Catatan Anak Buangan
Senin, 23 Juni 2014
Diposting oleh
Risty putri indriani
Seharusnya bagian prolog ini nggak membunuh gue. Seharusnya ada rangkaian
kata yang lebih hebat daripada prolog yang menyebalkan seperti ini:
“Terdengar suara burung, teriakannya seperti meremehkan diri gue yang
telah terbiasa dengan keadaan pecundang. Bahkan, sampai suara angin yang
sanggup menggugurkan daun, seakan mewakilkan diri gue yang semakin lama
menggugurkan kekuatan.”
Itu prolog kampungan, bisa-bisanya ngeremehin gue. Gue yakin, mereka
nggak suka sama kedatangan gue dalam kehidupan ini, karena memenuhi kuota
manusia yang masuk ke dalam daftar buangan.
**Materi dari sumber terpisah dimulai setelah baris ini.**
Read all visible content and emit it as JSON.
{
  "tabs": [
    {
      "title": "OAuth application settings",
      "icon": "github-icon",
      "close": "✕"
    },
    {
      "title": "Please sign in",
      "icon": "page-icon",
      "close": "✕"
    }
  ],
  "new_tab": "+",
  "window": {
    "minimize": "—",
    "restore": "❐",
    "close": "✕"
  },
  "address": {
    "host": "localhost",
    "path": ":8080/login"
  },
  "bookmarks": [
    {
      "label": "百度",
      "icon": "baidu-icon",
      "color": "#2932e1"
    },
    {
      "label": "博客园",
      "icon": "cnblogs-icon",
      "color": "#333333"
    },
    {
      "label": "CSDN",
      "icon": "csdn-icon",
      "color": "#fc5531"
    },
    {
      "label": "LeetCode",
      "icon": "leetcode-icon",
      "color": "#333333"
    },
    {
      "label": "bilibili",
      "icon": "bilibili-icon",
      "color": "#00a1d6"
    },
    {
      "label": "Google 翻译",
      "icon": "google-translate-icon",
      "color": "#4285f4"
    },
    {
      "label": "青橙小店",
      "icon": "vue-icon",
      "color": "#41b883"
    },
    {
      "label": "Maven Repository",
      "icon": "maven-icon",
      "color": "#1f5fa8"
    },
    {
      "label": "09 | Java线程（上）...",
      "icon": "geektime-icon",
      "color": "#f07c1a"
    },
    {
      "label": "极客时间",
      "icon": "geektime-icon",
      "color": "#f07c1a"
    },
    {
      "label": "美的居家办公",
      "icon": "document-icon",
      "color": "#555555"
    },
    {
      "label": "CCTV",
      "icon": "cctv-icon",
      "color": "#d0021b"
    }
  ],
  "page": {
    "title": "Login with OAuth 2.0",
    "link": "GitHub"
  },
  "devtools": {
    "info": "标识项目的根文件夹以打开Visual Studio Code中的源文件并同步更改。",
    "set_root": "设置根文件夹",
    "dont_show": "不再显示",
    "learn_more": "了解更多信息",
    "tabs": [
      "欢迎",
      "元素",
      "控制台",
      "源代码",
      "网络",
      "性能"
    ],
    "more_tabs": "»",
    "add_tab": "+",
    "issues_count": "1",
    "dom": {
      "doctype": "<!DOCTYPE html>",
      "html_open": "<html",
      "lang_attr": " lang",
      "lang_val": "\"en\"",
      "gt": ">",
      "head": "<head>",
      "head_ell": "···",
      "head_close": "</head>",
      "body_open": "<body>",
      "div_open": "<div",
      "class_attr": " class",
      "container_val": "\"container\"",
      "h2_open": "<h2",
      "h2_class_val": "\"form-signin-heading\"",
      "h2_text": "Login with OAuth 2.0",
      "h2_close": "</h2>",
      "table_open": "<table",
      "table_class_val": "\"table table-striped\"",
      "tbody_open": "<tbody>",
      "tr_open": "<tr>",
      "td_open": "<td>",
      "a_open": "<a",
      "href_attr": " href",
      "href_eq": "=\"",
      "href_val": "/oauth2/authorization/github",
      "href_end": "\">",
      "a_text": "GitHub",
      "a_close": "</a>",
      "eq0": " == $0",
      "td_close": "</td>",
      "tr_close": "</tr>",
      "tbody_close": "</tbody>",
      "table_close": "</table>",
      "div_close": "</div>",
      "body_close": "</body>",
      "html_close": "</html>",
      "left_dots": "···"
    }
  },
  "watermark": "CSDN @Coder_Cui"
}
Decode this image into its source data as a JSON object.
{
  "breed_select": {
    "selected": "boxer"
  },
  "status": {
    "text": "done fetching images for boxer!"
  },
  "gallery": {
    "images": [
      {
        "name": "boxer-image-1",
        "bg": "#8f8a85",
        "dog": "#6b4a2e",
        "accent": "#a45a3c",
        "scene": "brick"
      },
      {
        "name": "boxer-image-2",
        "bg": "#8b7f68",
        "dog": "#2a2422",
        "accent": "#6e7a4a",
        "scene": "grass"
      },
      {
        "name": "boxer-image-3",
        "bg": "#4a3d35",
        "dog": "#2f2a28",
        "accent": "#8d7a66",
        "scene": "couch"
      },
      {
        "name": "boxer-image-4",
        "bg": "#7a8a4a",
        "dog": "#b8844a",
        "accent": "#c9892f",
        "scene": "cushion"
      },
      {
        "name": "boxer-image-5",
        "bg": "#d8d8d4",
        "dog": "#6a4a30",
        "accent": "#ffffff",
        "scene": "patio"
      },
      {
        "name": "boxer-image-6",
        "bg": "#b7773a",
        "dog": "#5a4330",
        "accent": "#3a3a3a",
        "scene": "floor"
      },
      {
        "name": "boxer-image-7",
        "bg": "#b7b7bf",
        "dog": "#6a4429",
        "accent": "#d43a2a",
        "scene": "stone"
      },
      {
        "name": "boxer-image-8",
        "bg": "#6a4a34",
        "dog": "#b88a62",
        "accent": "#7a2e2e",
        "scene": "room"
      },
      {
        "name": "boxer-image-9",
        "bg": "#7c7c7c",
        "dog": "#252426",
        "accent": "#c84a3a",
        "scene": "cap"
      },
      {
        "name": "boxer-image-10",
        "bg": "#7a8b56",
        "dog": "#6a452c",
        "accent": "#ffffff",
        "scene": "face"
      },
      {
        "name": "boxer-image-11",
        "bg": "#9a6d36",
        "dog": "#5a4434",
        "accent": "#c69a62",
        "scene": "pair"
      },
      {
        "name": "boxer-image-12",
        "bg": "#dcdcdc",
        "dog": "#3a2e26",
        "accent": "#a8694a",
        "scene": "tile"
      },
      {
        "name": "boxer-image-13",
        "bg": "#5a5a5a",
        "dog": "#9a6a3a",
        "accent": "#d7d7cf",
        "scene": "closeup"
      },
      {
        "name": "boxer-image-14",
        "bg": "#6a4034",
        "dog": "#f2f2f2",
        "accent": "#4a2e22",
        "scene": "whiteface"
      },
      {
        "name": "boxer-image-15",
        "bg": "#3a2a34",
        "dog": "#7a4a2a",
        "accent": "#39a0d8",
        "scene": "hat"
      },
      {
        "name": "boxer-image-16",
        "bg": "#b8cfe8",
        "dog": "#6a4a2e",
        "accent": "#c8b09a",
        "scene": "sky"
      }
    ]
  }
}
Karena awalnya, gue emang buangan, deretan pecundang yang layak
dijadikan predikat nol. Nol dalam pernyataan, “Lo cuma penuhin sampah di bumi
ini.”
Boleh gue kesal sendiri dengan kata-kata jagoan? Seperti brengs*k, F*ck,
Atau bisa jadi still a little b*tch! Karena
semakin lama, gue sadar, apalah arti kehidupan yang terbentang dengan megah
jika dindingnya banyak duri yang siap menusuk gue ketika gue melangkah. Padahal
gue udah mohon-mohon pake nunduk ke benda-benda beracun itu, agar menyudahi
semua kesakitan. Tapi, ahh,, lagi-lagi semua berakhir sia-sia. Gila,, disangka
gue besi baja kali ya, yang mampu dan sanggup berdiri kuat ketika dihujam
berkali-kali.
Semua ini tentang kehidupan, kerap kali keluar-masuk lingkaran yang bias
untuk merasakan perasaan yang beragam. Terbiasa menahan sakit, terbiasa
menertawakan diri sendiri, terbiasa bahagia diantara kekalahan, terbiasa
berharap untuk menyudahi keadaan dalam ketiadaan, terbiasa sendirian untuk
mematahkan putus asa, terbiasa (menghayal) hidup mewah diantara dua lembar uang
dua puluh ribu rupiah dan juga,, terbiasa,, ditinggalkan seseorang disaat hati
mulai ingin membuka lembaran baru.
Perkara hati merupakan perkara jatuh cinta. Perihal cinta yang membuat
gue bodoh, bisa-bisanya gue masih menetap dalam ketidaktetapan, namun mampu membuat
gue berusaha untuk menjadikan sebuah ketepatan yang tepat untuk menempati ruang
tersebut. Gue nggak menyalahkan takdir yang terkadang sering bercanda dengan
lelucon-lelucon keadaan. Mencoba membunuh gue secara perlahan karena gue nggak
layak ditempatkan dalam kehidupan ini.
Kata-kata kebodohan, kesal sendiri dengan ucapan-ucapan yang nggak pantas
terlontar—itu diperuntukan untuk diri gue sendiri. Gue nggak menyalahkan semua
orang yang seenaknya keluar masuk dalam kehidupan gue, walau hanya beristirahat
sejenak lalu meninggalkan ampas yang efeknya bisa buat gue sekarat. Sesakit
apapun dalam kehidupan gue, setidaknya gue berterima kasih pada mereka karena
telah mengajarkan gue bagaimana cara bertahan ketika reruntuhan hidup terasa
nyata.
Tapi disini, gue nggak mau bahas tentang masa lalu yang kerap kali
membuat gue ketawa sendiri dengan kebodohan-kebodohan yang lugas, meskipun
sampai saat ini gue masih merasa tersiksa dengan kehidupan gue sendiri.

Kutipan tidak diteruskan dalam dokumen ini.